In early September, Mbappe returned to the site of a childhood pitch near his old school—"at the time, it was tar and sand and more holes," he says—to christen a renovated stadium. The locals, willing the area's rejuvenation into existence, call it Mbappe Field. Three posters near the upgraded pitch had, by the time B/R Mag visited nearly seven weeks later, been ripped off the walls. "Everyone wanted a piece of him," says a kid playing on the nouveau-camouflage pitch, despite the park being closed for the day.
"When I used to tell people I was from Bondy, they would ask about the violence and drug use," Ahmed says. "Now, they all ask me about Kylian Mbappe and if I know him."

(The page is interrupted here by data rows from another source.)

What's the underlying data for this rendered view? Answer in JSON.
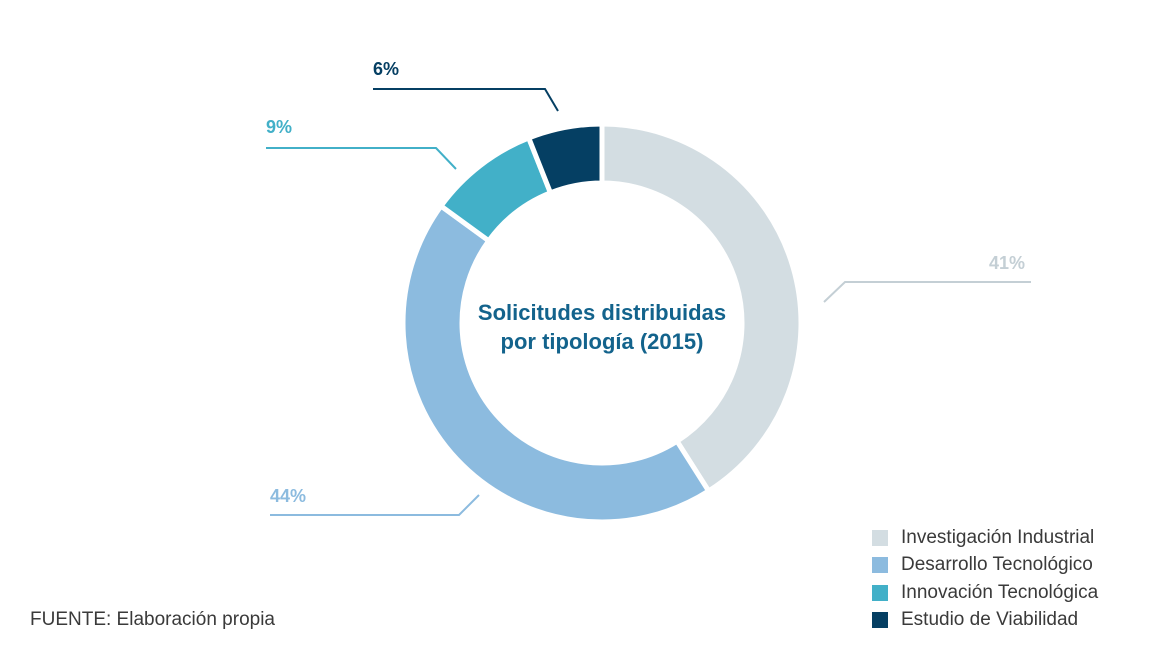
{
  "chart_data": {
    "type": "pie",
    "variant": "donut",
    "title": "Solicitudes distribuidas por tipología (2015)",
    "title_lines": [
      "Solicitudes distribuidas",
      "por tipología (2015)"
    ],
    "series": [
      {
        "name": "Investigación Industrial",
        "value": 41,
        "label": "41%",
        "color": "#d3dde2"
      },
      {
        "name": "Desarrollo Tecnológico",
        "value": 44,
        "label": "44%",
        "color": "#8cbbdf"
      },
      {
        "name": "Innovación Tecnológica",
        "value": 9,
        "label": "9%",
        "color": "#42b0c8"
      },
      {
        "name": "Estudio de Viabilidad",
        "value": 6,
        "label": "6%",
        "color": "#053f63"
      }
    ],
    "legend_position": "bottom-right",
    "start_angle": "top",
    "direction": "clockwise"
  },
  "source": "FUENTE: Elaboración propia",
  "colors": {
    "title": "#13638c",
    "text": "#3a3a3a",
    "background": "#ffffff"
  }
}
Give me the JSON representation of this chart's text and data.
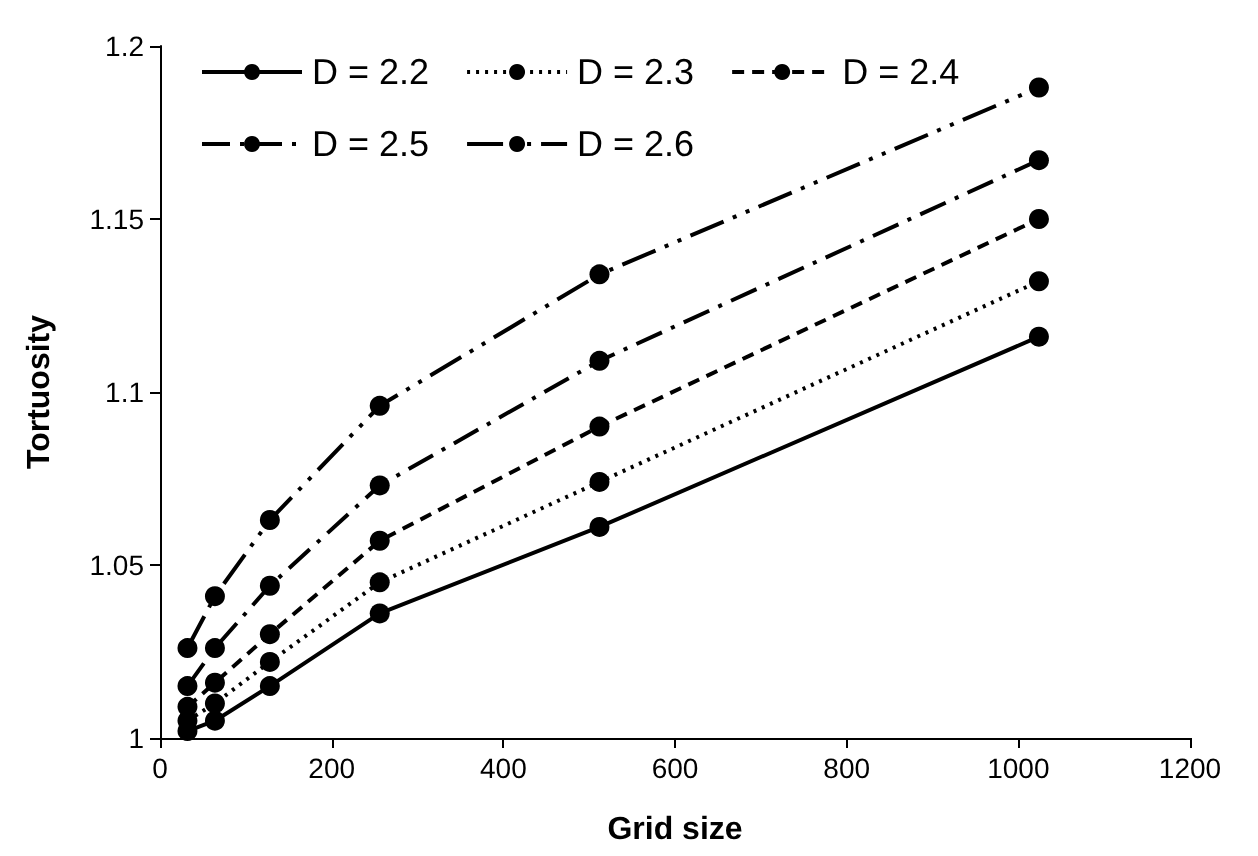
{
  "chart_data": {
    "type": "line",
    "xlabel": "Grid size",
    "ylabel": "Tortuosity",
    "xlim": [
      0,
      1200
    ],
    "xticks": [
      0,
      200,
      400,
      600,
      800,
      1000,
      1200
    ],
    "ylim": [
      1,
      1.2
    ],
    "yticks": [
      1,
      1.05,
      1.1,
      1.15,
      1.2
    ],
    "grid": false,
    "legend": "top left",
    "marker": "circle",
    "x": [
      32,
      64,
      128,
      256,
      512,
      1024
    ],
    "series": [
      {
        "name": "D = 2.2",
        "color": "#000000",
        "line_style": "solid",
        "values": [
          1.002,
          1.005,
          1.015,
          1.036,
          1.061,
          1.116
        ]
      },
      {
        "name": "D = 2.3",
        "color": "#000000",
        "line_style": "dotted",
        "values": [
          1.005,
          1.01,
          1.022,
          1.045,
          1.074,
          1.132
        ]
      },
      {
        "name": "D = 2.4",
        "color": "#000000",
        "line_style": "dashed",
        "values": [
          1.009,
          1.016,
          1.03,
          1.057,
          1.09,
          1.15
        ]
      },
      {
        "name": "D = 2.5",
        "color": "#000000",
        "line_style": "dashdot",
        "values": [
          1.015,
          1.026,
          1.044,
          1.073,
          1.109,
          1.167
        ]
      },
      {
        "name": "D = 2.6",
        "color": "#000000",
        "line_style": "dashdotdot",
        "values": [
          1.026,
          1.041,
          1.063,
          1.096,
          1.134,
          1.188
        ]
      }
    ]
  }
}
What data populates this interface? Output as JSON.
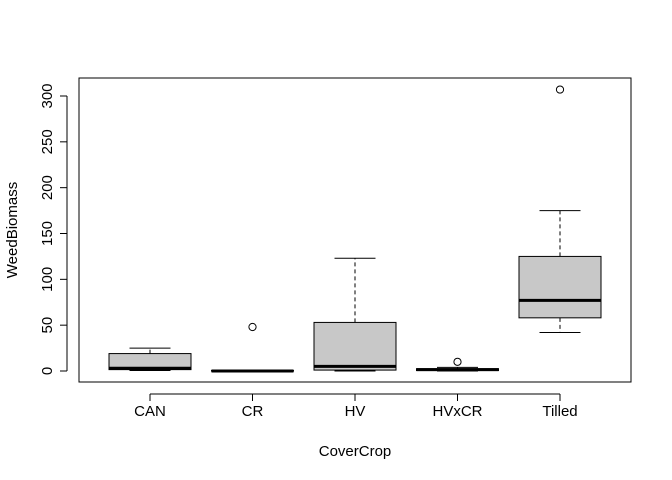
{
  "chart_data": {
    "type": "box",
    "title": "",
    "xlabel": "CoverCrop",
    "ylabel": "WeedBiomass",
    "ylim": [
      -12,
      322
    ],
    "yticks": [
      0,
      50,
      100,
      150,
      200,
      250,
      300
    ],
    "categories": [
      "CAN",
      "CR",
      "HV",
      "HVxCR",
      "Tilled"
    ],
    "boxes": [
      {
        "category": "CAN",
        "whisker_low": 0.5,
        "q1": 1.5,
        "median": 3,
        "q3": 19,
        "whisker_high": 25,
        "outliers": []
      },
      {
        "category": "CR",
        "whisker_low": 0,
        "q1": 0,
        "median": 0,
        "q3": 0.5,
        "whisker_high": 0.5,
        "outliers": [
          48
        ]
      },
      {
        "category": "HV",
        "whisker_low": 0,
        "q1": 1,
        "median": 5,
        "q3": 53,
        "whisker_high": 123,
        "outliers": []
      },
      {
        "category": "HVxCR",
        "whisker_low": 0,
        "q1": 0.5,
        "median": 1.5,
        "q3": 2.5,
        "whisker_high": 4,
        "outliers": [
          10
        ]
      },
      {
        "category": "Tilled",
        "whisker_low": 42,
        "q1": 58,
        "median": 77,
        "q3": 125,
        "whisker_high": 175,
        "outliers": [
          307
        ]
      }
    ],
    "box_fill": "#c8c8c8",
    "grid": false,
    "legend": "none"
  }
}
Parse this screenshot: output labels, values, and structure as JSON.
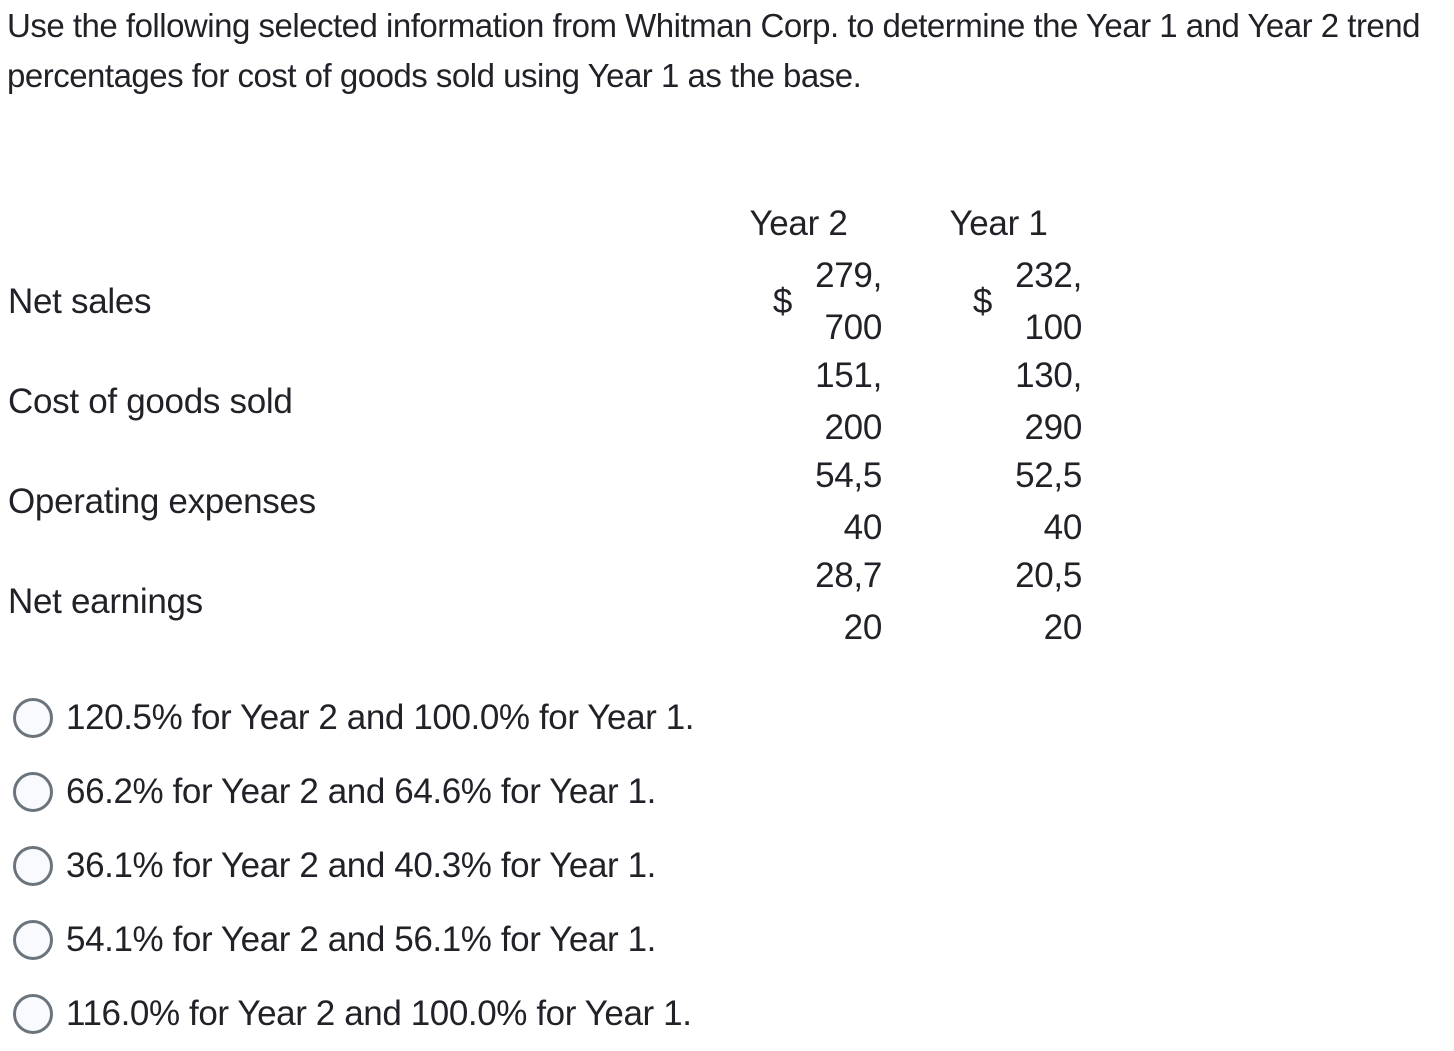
{
  "question": "Use the following selected information from Whitman Corp. to determine the Year 1 and Year 2 trend percentages for cost of goods sold using Year 1 as the base.",
  "table": {
    "col_headers": [
      "Year 2",
      "Year 1"
    ],
    "rows": [
      {
        "label": "Net sales",
        "y2": {
          "currency": "$",
          "line1": "279,",
          "line2": "700",
          "value": "279,700"
        },
        "y1": {
          "currency": "$",
          "line1": "232,",
          "line2": "100",
          "value": "232,100"
        }
      },
      {
        "label": "Cost of goods sold",
        "y2": {
          "currency": "",
          "line1": "151,",
          "line2": "200",
          "value": "151,200"
        },
        "y1": {
          "currency": "",
          "line1": "130,",
          "line2": "290",
          "value": "130,290"
        }
      },
      {
        "label": "Operating expenses",
        "y2": {
          "currency": "",
          "line1": "54,5",
          "line2": "40",
          "value": "54,540"
        },
        "y1": {
          "currency": "",
          "line1": "52,5",
          "line2": "40",
          "value": "52,540"
        }
      },
      {
        "label": "Net earnings",
        "y2": {
          "currency": "",
          "line1": "28,7",
          "line2": "20",
          "value": "28,720"
        },
        "y1": {
          "currency": "",
          "line1": "20,5",
          "line2": "20",
          "value": "20,520"
        }
      }
    ]
  },
  "options": [
    {
      "label": "120.5% for Year 2 and 100.0% for Year 1.",
      "selected": false
    },
    {
      "label": "66.2% for Year 2 and 64.6% for Year 1.",
      "selected": false
    },
    {
      "label": "36.1% for Year 2 and 40.3% for Year 1.",
      "selected": false
    },
    {
      "label": "54.1% for Year 2 and 56.1% for Year 1.",
      "selected": false
    },
    {
      "label": "116.0% for Year 2 and 100.0% for Year 1.",
      "selected": false
    }
  ],
  "colors": {
    "text": "#202228",
    "radio_border": "#6b747c",
    "radio_fill": "#f8fafd",
    "background": "#ffffff"
  }
}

The mural, which remains plastered over his former coach's building, put Mbappe in the company of French sporting royalty: The footwear-sponsored art installation is a distinction previously awarded only to Zidane himself. Now, a giant Mbappe overlooks the road connecting Bondy to the Peripherique, the large highway that joins the suburbs to Paris. (That passage, locals joke, requires a visa.) His hands are making the sign-language signal for "I love you," as a scroll unfurls behind his head.